# Which cube sizes are competition legal?



## Aaron Lau (May 26, 2015)

Hey guys! Was just wondering if any size of cubes are competition legal. Would be great if u wud reply!


----------



## theROUXbiksCube (May 26, 2015)

I think all are.
50 55 57 etc.


----------



## Eduard Khil (May 26, 2015)

I think yes, as long as it is similar in size to the standard ones. No pillows, no thick stickers, no textured stickers etc

^Yeah 45, 50, 55, 57 mm will work fine 
But i dont think youd get good times with a 30mm (If you have small fingers) nor a 180 mm (Unless youre doing feet)


----------



## newtonbase (May 26, 2015)

The regs say something like "any reasonable size".


----------



## Aaron Lau (May 27, 2015)

Ok thanks guys. And what about colours? Are all colours legal too? I heard the stickerless is illegal.


----------



## pdilla (May 27, 2015)

All sticker colors are fine, so long as the 6 colors are distinguishable from each other such that a completed cube can be distinguished from a scrambled cube (aka, they all must be different shades).
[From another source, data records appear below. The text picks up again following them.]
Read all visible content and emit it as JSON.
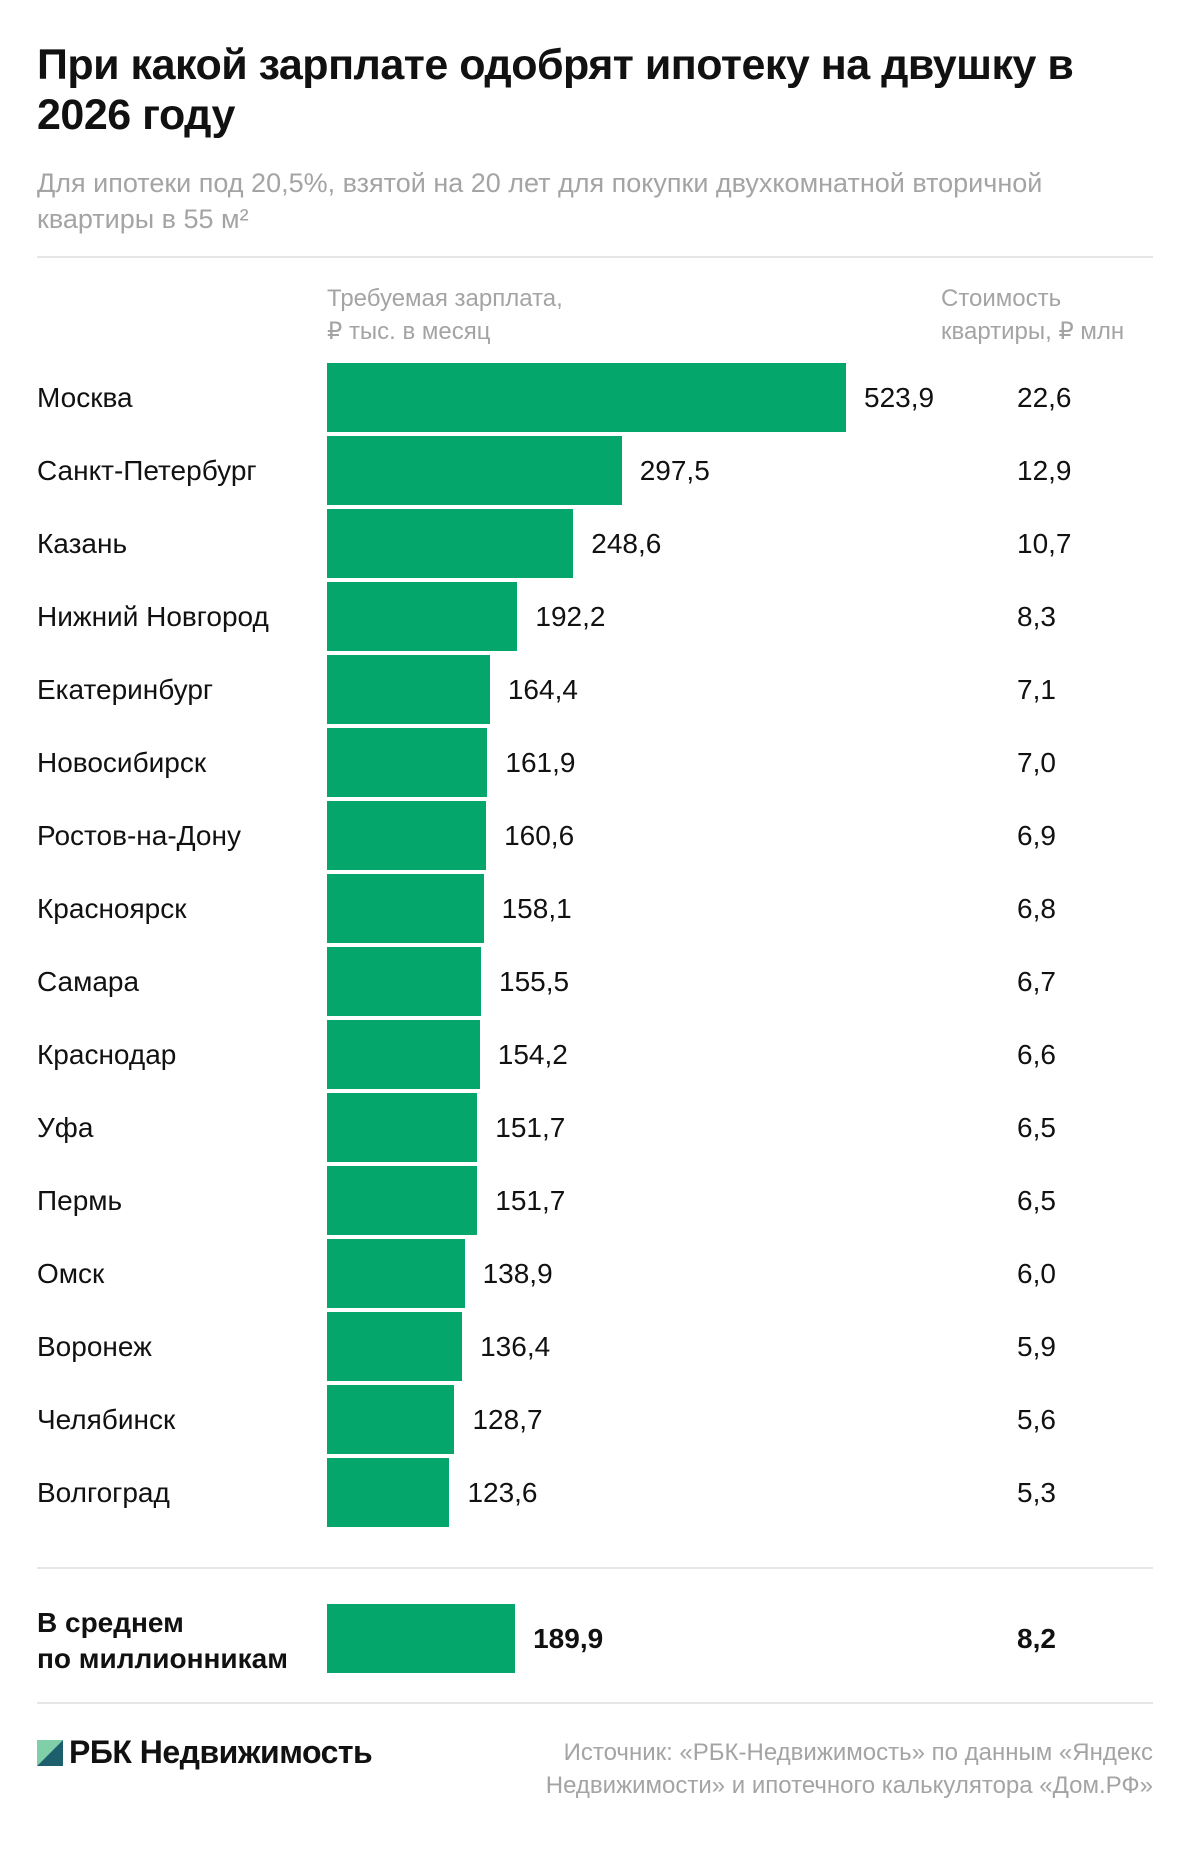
{
  "title": "При какой зарплате одобрят ипотеку на двушку в 2026 году",
  "subtitle": "Для ипотеки под 20,5%, взятой на 20 лет для покупки двухкомнатной вторичной квартиры в 55 м²",
  "chart_data": {
    "type": "bar",
    "orientation": "horizontal",
    "bar_color": "#05a66b",
    "column_headers": {
      "salary_line1": "Требуемая зарплата,",
      "salary_line2": "₽ тыс. в месяц",
      "price_line1": "Стоимость",
      "price_line2": "квартиры, ₽ млн"
    },
    "rows": [
      {
        "city": "Москва",
        "salary": 523.9,
        "salary_label": "523,9",
        "price": 22.6,
        "price_label": "22,6"
      },
      {
        "city": "Санкт-Петербург",
        "salary": 297.5,
        "salary_label": "297,5",
        "price": 12.9,
        "price_label": "12,9"
      },
      {
        "city": "Казань",
        "salary": 248.6,
        "salary_label": "248,6",
        "price": 10.7,
        "price_label": "10,7"
      },
      {
        "city": "Нижний Новгород",
        "salary": 192.2,
        "salary_label": "192,2",
        "price": 8.3,
        "price_label": "8,3"
      },
      {
        "city": "Екатеринбург",
        "salary": 164.4,
        "salary_label": "164,4",
        "price": 7.1,
        "price_label": "7,1"
      },
      {
        "city": "Новосибирск",
        "salary": 161.9,
        "salary_label": "161,9",
        "price": 7.0,
        "price_label": "7,0"
      },
      {
        "city": "Ростов-на-Дону",
        "salary": 160.6,
        "salary_label": "160,6",
        "price": 6.9,
        "price_label": "6,9"
      },
      {
        "city": "Красноярск",
        "salary": 158.1,
        "salary_label": "158,1",
        "price": 6.8,
        "price_label": "6,8"
      },
      {
        "city": "Самара",
        "salary": 155.5,
        "salary_label": "155,5",
        "price": 6.7,
        "price_label": "6,7"
      },
      {
        "city": "Краснодар",
        "salary": 154.2,
        "salary_label": "154,2",
        "price": 6.6,
        "price_label": "6,6"
      },
      {
        "city": "Уфа",
        "salary": 151.7,
        "salary_label": "151,7",
        "price": 6.5,
        "price_label": "6,5"
      },
      {
        "city": "Пермь",
        "salary": 151.7,
        "salary_label": "151,7",
        "price": 6.5,
        "price_label": "6,5"
      },
      {
        "city": "Омск",
        "salary": 138.9,
        "salary_label": "138,9",
        "price": 6.0,
        "price_label": "6,0"
      },
      {
        "city": "Воронеж",
        "salary": 136.4,
        "salary_label": "136,4",
        "price": 5.9,
        "price_label": "5,9"
      },
      {
        "city": "Челябинск",
        "salary": 128.7,
        "salary_label": "128,7",
        "price": 5.6,
        "price_label": "5,6"
      },
      {
        "city": "Волгоград",
        "salary": 123.6,
        "salary_label": "123,6",
        "price": 5.3,
        "price_label": "5,3"
      }
    ],
    "average": {
      "label_line1": "В среднем",
      "label_line2": "по миллионникам",
      "salary": 189.9,
      "salary_label": "189,9",
      "price": 8.2,
      "price_label": "8,2"
    }
  },
  "footer": {
    "logo_text": "РБК Недвижимость",
    "logo_colors": [
      "#05a66b",
      "#1e5f6e"
    ],
    "source": "Источник: «РБК-Недвижимость» по данным «Яндекс Недвижимости» и ипотечного калькулятора «Дом.РФ»"
  }
}
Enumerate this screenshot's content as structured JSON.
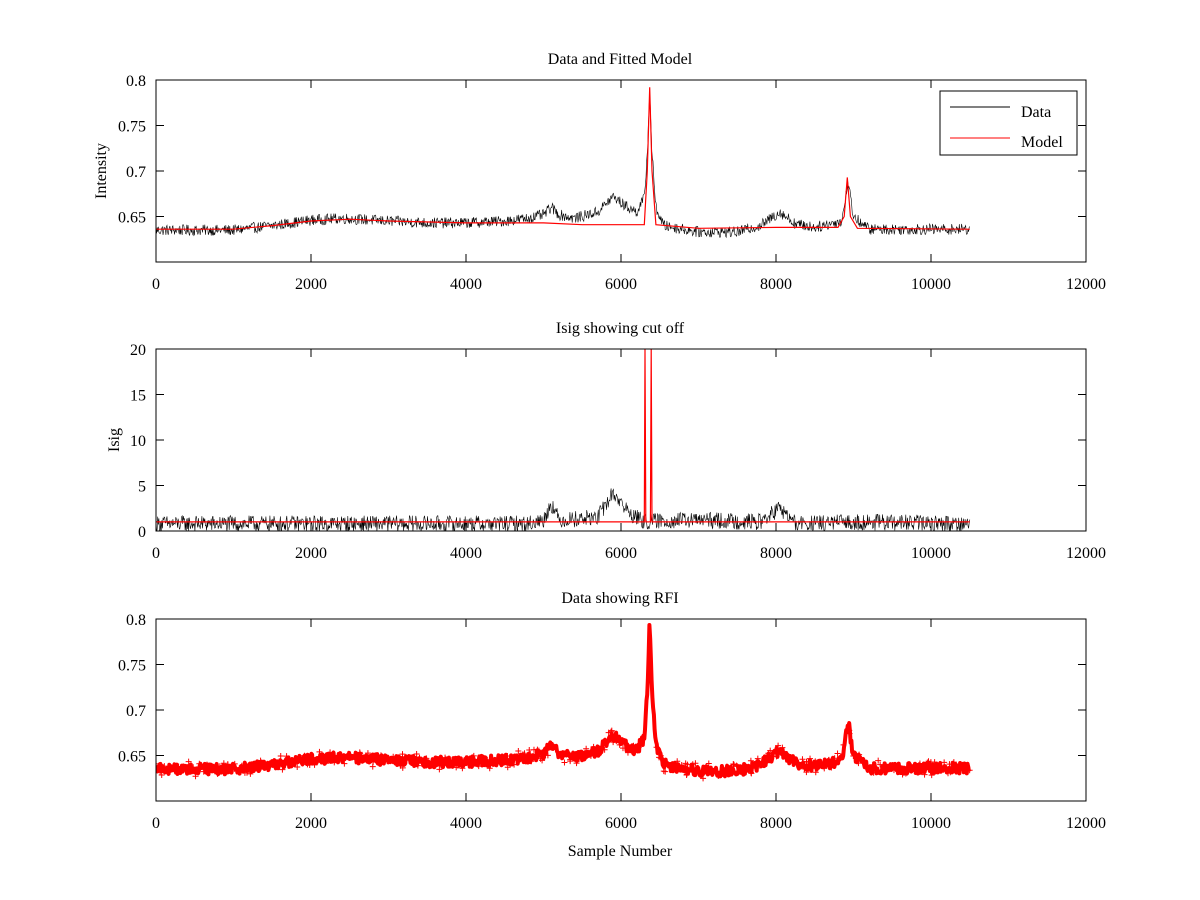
{
  "colors": {
    "data": "#000000",
    "model": "#ff0000",
    "rfi": "#ff0000",
    "axes": "#000000",
    "background": "#ffffff"
  },
  "chart_data": [
    {
      "id": "panel1",
      "type": "line",
      "title": "Data and Fitted Model",
      "xlabel": "",
      "ylabel": "Intensity",
      "xlim": [
        0,
        12000
      ],
      "ylim": [
        0.6,
        0.8
      ],
      "xticks": [
        0,
        2000,
        4000,
        6000,
        8000,
        10000,
        12000
      ],
      "xtick_labels": [
        "0",
        "2000",
        "4000",
        "6000",
        "8000",
        "10000",
        "12000"
      ],
      "yticks": [
        0.65,
        0.7,
        0.75,
        0.8
      ],
      "ytick_labels": [
        "0.65",
        "0.7",
        "0.75",
        "0.8"
      ],
      "grid": false,
      "legend": {
        "placement": "top-right",
        "entries": [
          "Data",
          "Model"
        ]
      },
      "series": [
        {
          "name": "Data",
          "style": "noisy-line",
          "color": "#000000",
          "noise": 0.006,
          "x_range": [
            0,
            10500
          ],
          "points": [
            [
              0,
              0.635
            ],
            [
              1000,
              0.635
            ],
            [
              1500,
              0.64
            ],
            [
              2000,
              0.646
            ],
            [
              2400,
              0.648
            ],
            [
              3000,
              0.645
            ],
            [
              3500,
              0.643
            ],
            [
              4000,
              0.643
            ],
            [
              4500,
              0.645
            ],
            [
              4800,
              0.648
            ],
            [
              5000,
              0.652
            ],
            [
              5100,
              0.66
            ],
            [
              5200,
              0.652
            ],
            [
              5400,
              0.648
            ],
            [
              5700,
              0.655
            ],
            [
              5900,
              0.672
            ],
            [
              6050,
              0.662
            ],
            [
              6200,
              0.655
            ],
            [
              6300,
              0.67
            ],
            [
              6340,
              0.72
            ],
            [
              6370,
              0.79
            ],
            [
              6400,
              0.72
            ],
            [
              6450,
              0.66
            ],
            [
              6550,
              0.64
            ],
            [
              7000,
              0.633
            ],
            [
              7500,
              0.633
            ],
            [
              7800,
              0.64
            ],
            [
              8050,
              0.655
            ],
            [
              8250,
              0.642
            ],
            [
              8500,
              0.638
            ],
            [
              8850,
              0.645
            ],
            [
              8930,
              0.688
            ],
            [
              9000,
              0.65
            ],
            [
              9200,
              0.636
            ],
            [
              10000,
              0.636
            ],
            [
              10500,
              0.636
            ]
          ]
        },
        {
          "name": "Model",
          "style": "line",
          "color": "#ff0000",
          "x_range": [
            0,
            10500
          ],
          "points": [
            [
              0,
              0.636
            ],
            [
              1000,
              0.636
            ],
            [
              1500,
              0.64
            ],
            [
              2000,
              0.645
            ],
            [
              2500,
              0.647
            ],
            [
              3000,
              0.645
            ],
            [
              4000,
              0.643
            ],
            [
              5000,
              0.643
            ],
            [
              5500,
              0.641
            ],
            [
              6000,
              0.641
            ],
            [
              6300,
              0.641
            ],
            [
              6340,
              0.7
            ],
            [
              6370,
              0.792
            ],
            [
              6400,
              0.7
            ],
            [
              6450,
              0.641
            ],
            [
              7000,
              0.637
            ],
            [
              8000,
              0.638
            ],
            [
              8800,
              0.638
            ],
            [
              8880,
              0.65
            ],
            [
              8920,
              0.693
            ],
            [
              8960,
              0.65
            ],
            [
              9050,
              0.637
            ],
            [
              10500,
              0.636
            ]
          ]
        }
      ]
    },
    {
      "id": "panel2",
      "type": "line",
      "title": "Isig showing cut off",
      "xlabel": "",
      "ylabel": "Isig",
      "xlim": [
        0,
        12000
      ],
      "ylim": [
        0,
        20
      ],
      "xticks": [
        0,
        2000,
        4000,
        6000,
        8000,
        10000,
        12000
      ],
      "xtick_labels": [
        "0",
        "2000",
        "4000",
        "6000",
        "8000",
        "10000",
        "12000"
      ],
      "yticks": [
        0,
        5,
        10,
        15,
        20
      ],
      "ytick_labels": [
        "0",
        "5",
        "10",
        "15",
        "20"
      ],
      "grid": false,
      "series": [
        {
          "style": "noisy-line",
          "color": "#000000",
          "noise": 0.9,
          "x_range": [
            0,
            10500
          ],
          "points": [
            [
              0,
              0.8
            ],
            [
              4800,
              0.8
            ],
            [
              5000,
              1.2
            ],
            [
              5100,
              3.0
            ],
            [
              5200,
              1.2
            ],
            [
              5700,
              1.5
            ],
            [
              5900,
              4.2
            ],
            [
              6100,
              2.0
            ],
            [
              6300,
              1.0
            ],
            [
              6500,
              1.1
            ],
            [
              7000,
              1.2
            ],
            [
              7800,
              1.0
            ],
            [
              8050,
              2.5
            ],
            [
              8250,
              0.8
            ],
            [
              8500,
              0.8
            ],
            [
              9000,
              1.0
            ],
            [
              10500,
              0.8
            ]
          ]
        },
        {
          "style": "line",
          "color": "#ff0000",
          "x_range": [
            0,
            10500
          ],
          "points": [
            [
              0,
              1.0
            ],
            [
              6300,
              1.0
            ],
            [
              6310,
              20
            ],
            [
              6320,
              1.0
            ],
            [
              6380,
              1.0
            ],
            [
              6390,
              20
            ],
            [
              6400,
              1.0
            ],
            [
              10500,
              1.0
            ]
          ]
        }
      ]
    },
    {
      "id": "panel3",
      "type": "scatter",
      "title": "Data showing RFI",
      "xlabel": "Sample Number",
      "ylabel": "",
      "xlim": [
        0,
        12000
      ],
      "ylim": [
        0.6,
        0.8
      ],
      "xticks": [
        0,
        2000,
        4000,
        6000,
        8000,
        10000,
        12000
      ],
      "xtick_labels": [
        "0",
        "2000",
        "4000",
        "6000",
        "8000",
        "10000",
        "12000"
      ],
      "yticks": [
        0.65,
        0.7,
        0.75,
        0.8
      ],
      "ytick_labels": [
        "0.65",
        "0.7",
        "0.75",
        "0.8"
      ],
      "grid": false,
      "series": [
        {
          "style": "noisy-band",
          "color": "#ff0000",
          "noise": 0.006,
          "x_range": [
            0,
            10500
          ],
          "points": [
            [
              0,
              0.635
            ],
            [
              1000,
              0.635
            ],
            [
              1500,
              0.64
            ],
            [
              2000,
              0.646
            ],
            [
              2400,
              0.648
            ],
            [
              3000,
              0.645
            ],
            [
              3500,
              0.643
            ],
            [
              4000,
              0.643
            ],
            [
              4500,
              0.645
            ],
            [
              4800,
              0.648
            ],
            [
              5000,
              0.652
            ],
            [
              5100,
              0.66
            ],
            [
              5200,
              0.652
            ],
            [
              5400,
              0.648
            ],
            [
              5700,
              0.655
            ],
            [
              5900,
              0.672
            ],
            [
              6050,
              0.662
            ],
            [
              6200,
              0.655
            ],
            [
              6300,
              0.67
            ],
            [
              6340,
              0.72
            ],
            [
              6370,
              0.798
            ],
            [
              6400,
              0.72
            ],
            [
              6450,
              0.66
            ],
            [
              6550,
              0.64
            ],
            [
              7000,
              0.633
            ],
            [
              7500,
              0.633
            ],
            [
              7800,
              0.64
            ],
            [
              8050,
              0.655
            ],
            [
              8250,
              0.642
            ],
            [
              8500,
              0.638
            ],
            [
              8850,
              0.645
            ],
            [
              8930,
              0.688
            ],
            [
              9000,
              0.65
            ],
            [
              9200,
              0.636
            ],
            [
              10000,
              0.636
            ],
            [
              10500,
              0.636
            ]
          ]
        }
      ]
    }
  ]
}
Also colored plastic is fine, so long as the entire cube's plastic is that _one_ color. A multicolored cube (aka, a stickerless cube) is illegal because of this:


----------



## pdilla (May 27, 2015)

Aaron Lau said:


> Ok thanks guys. And what about colours? Are all colours legal too? I heard the stickerless is illegal.



All sticker colors are fine, so long as the 6 colors are distinguishable from each other such that a completed cube can be distinguished from a scrambled cube (aka, they all must be different shades).

Also colored plastic is fine, so long as the entire cube's plastic is that _one_ color. A multicolored cube (aka, a stickerless cube) is illegal because of this:






You can see the back colors from the front.


----------



## Aaron Lau (May 27, 2015)

I see...

Anyway, thanks for all the feedback. Really appreciate it.


----------



## Lucas Garron (May 27, 2015)

newtonbase said:


> The regs say something like "any reasonable size".



A citation turns hearsay to fact. ;-)



> 3a+) CLARIFICATION Competitors may use puzzles of any reasonable size, at the discretion of the WCA Delegate.


----------



## Tony Fisher (Jul 7, 2015)

Aaron Lau said:


> Hey guys! Was just wondering if any size of cubes are competition legal. Would be great if u wud reply!


Olivér Nagy used one of those 18cm Rubik's Cubes in the 2015 Dutch Open. It was painted black since they are normally stickerless.


----------



## Sub20MinSolver (Jul 9, 2015)

so could you bring a subatomic 3x3 and use it for competition?


----------



## Lucas Garron (Jul 9, 2015)

Sub20MinSolver said:


> so could you bring a subatomic 3x3 and use it for competition?



Probably not.



> 3a2) Puzzles must be fully operational, such that normal scrambling is possible.
> 3d) Puzzles must have coloured parts


----------



## Ryp (Jul 9, 2015)

Eduard Khil said:


> No pillows



What about concave?


----------



## qqwref (Jul 9, 2015)

He might be talking about this. But yeah, any size of functional cube is OK, as long as it won't break while it's being scrambled/solved.


----------